SUCCESS: Sustainable Coastal Communities and Ecosystems 2005-2009

Monitoring and Evaluation

SUCCESS activities are designed around an adaptive management and learning framework in which monitoring and evaluation are core elements. Performance is managed around and assessed against four results categories:

  • Improved management and conservation across diverse landscapes through science, inter-disciplinary approaches, and the adoption of best practices
  • Equitable coastal resources governance and management of natural resource conflicts
  • Increased tangible and equitable economic benefits through sustainable production, marketing, and trade of natural resource-based products and services
  • Wide sharing of knowledge and best practices to promote learning

Twelve indicators are used to measure progress in these results categories on a quarterly or annual basis. The SUCCESS Program uses a web-based system to collect indicator data. Field-based monitoring and evaluation coordinators upload data and supporting documentation and manage their own content via this system. Program partners, including the USAID cognizant technical officer, use a password protected website to search the system for monitoring data and create reports.

SUCCESS uses the Orders of Outcome Framework for tracking progress and performance at the site level. One of the underlying assumptions of the SUCCESS Program is that adaptive governance requires preparing governance baselines and documenting results and outcomes as they evolve and periodically comparing them with the expected outcomes. Each SUCCESS field site prepared a governance baseline in the first year of the Program to define the existing governance capacity.
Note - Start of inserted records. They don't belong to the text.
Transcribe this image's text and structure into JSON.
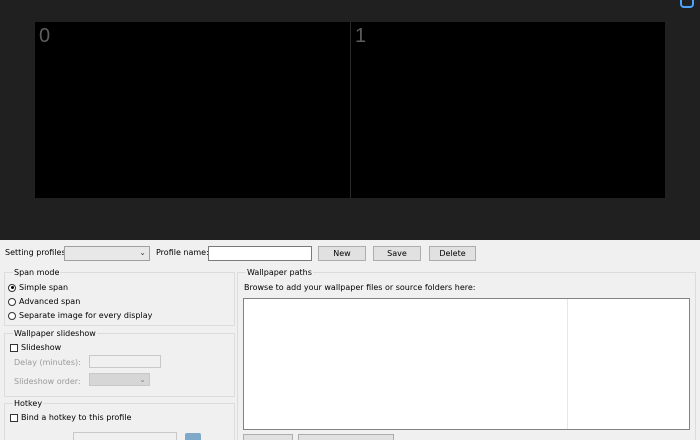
{
  "preview": {
    "monitors": [
      {
        "label": "0"
      },
      {
        "label": "1"
      }
    ],
    "corner_icon": "window-restore-icon"
  },
  "toolbar": {
    "setting_profiles_label": "Setting profiles:",
    "setting_profiles_value": "",
    "profile_name_label": "Profile name:",
    "profile_name_value": "",
    "new_label": "New",
    "save_label": "Save",
    "delete_label": "Delete"
  },
  "span_mode": {
    "title": "Span mode",
    "options": [
      {
        "label": "Simple span",
        "selected": true
      },
      {
        "label": "Advanced span",
        "selected": false
      },
      {
        "label": "Separate image for every display",
        "selected": false
      }
    ]
  },
  "slideshow": {
    "title": "Wallpaper slideshow",
    "checkbox_label": "Slideshow",
    "checked": false,
    "delay_label": "Delay (minutes):",
    "delay_value": "",
    "order_label": "Slideshow order:",
    "order_value": ""
  },
  "hotkey": {
    "title": "Hotkey",
    "checkbox_label": "Bind a hotkey to this profile",
    "checked": false
  },
  "wallpaper_paths": {
    "title": "Wallpaper paths",
    "instructions": "Browse to add your wallpaper files or source folders here:"
  }
}
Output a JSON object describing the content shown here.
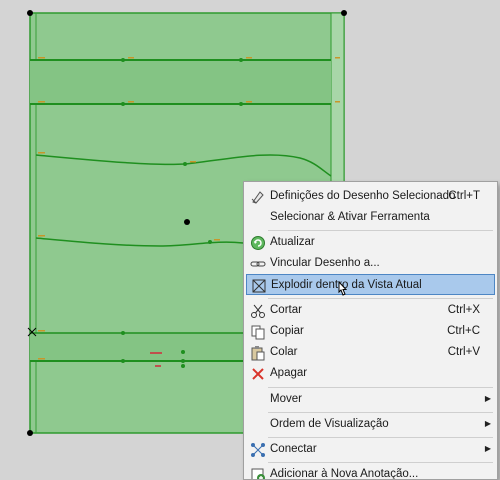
{
  "context_menu": {
    "items": [
      {
        "label": "Definições do Desenho Selecionado",
        "shortcut": "Ctrl+T",
        "icon": "drawing-settings-icon"
      },
      {
        "label": "Selecionar & Ativar Ferramenta",
        "shortcut": "",
        "icon": ""
      },
      {
        "label": "Atualizar",
        "shortcut": "",
        "icon": "refresh-icon"
      },
      {
        "label": "Vincular Desenho a...",
        "shortcut": "",
        "icon": "link-drawing-icon"
      },
      {
        "label": "Explodir dentro da Vista Atual",
        "shortcut": "",
        "icon": "explode-icon",
        "highlighted": true
      },
      {
        "label": "Cortar",
        "shortcut": "Ctrl+X",
        "icon": "scissors-icon"
      },
      {
        "label": "Copiar",
        "shortcut": "Ctrl+C",
        "icon": "copy-icon"
      },
      {
        "label": "Colar",
        "shortcut": "Ctrl+V",
        "icon": "paste-icon"
      },
      {
        "label": "Apagar",
        "shortcut": "",
        "icon": "delete-x-icon"
      },
      {
        "label": "Mover",
        "shortcut": "",
        "icon": "",
        "submenu": true
      },
      {
        "label": "Ordem de Visualização",
        "shortcut": "",
        "icon": "",
        "submenu": true
      },
      {
        "label": "Conectar",
        "shortcut": "",
        "icon": "connect-icon",
        "submenu": true
      },
      {
        "label": "Adicionar à Nova Anotação...",
        "shortcut": "",
        "icon": "add-annotation-icon"
      }
    ]
  },
  "colors": {
    "background": "#d4d4d4",
    "drawing_fill": "#8fc98f",
    "drawing_line": "#2e9a2e",
    "menu_bg": "#f2f2f2",
    "highlight_bg": "#a9c9ec",
    "highlight_border": "#4d86c4",
    "delete_red": "#d9342b"
  }
}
Annual self assessments are used to evaluate the Program logic—i.e., is the Program achieving its goals and are activities generating the desired results? If aspects of the Program are not successful in achieving the expected outcomes, this assessment exercise helps in analyzing the reasons—from faulty assumptions, to flaws in activity design, to unavoidable socio-economic or natural disasters, to capacity failures. The self-assessments generate recommendations for how to adapt project activities and targets to better accomplish results.

SUCCESS promotes cross-site learning on topics such as governance baselines and livelihood development. Site-based learning is then shared more widely through regional networks and globally through knowledge management. Such sharing accelerates the development of best practices and increases the understanding of how programs in different contexts reach (or do not reach) different levels of outcomes.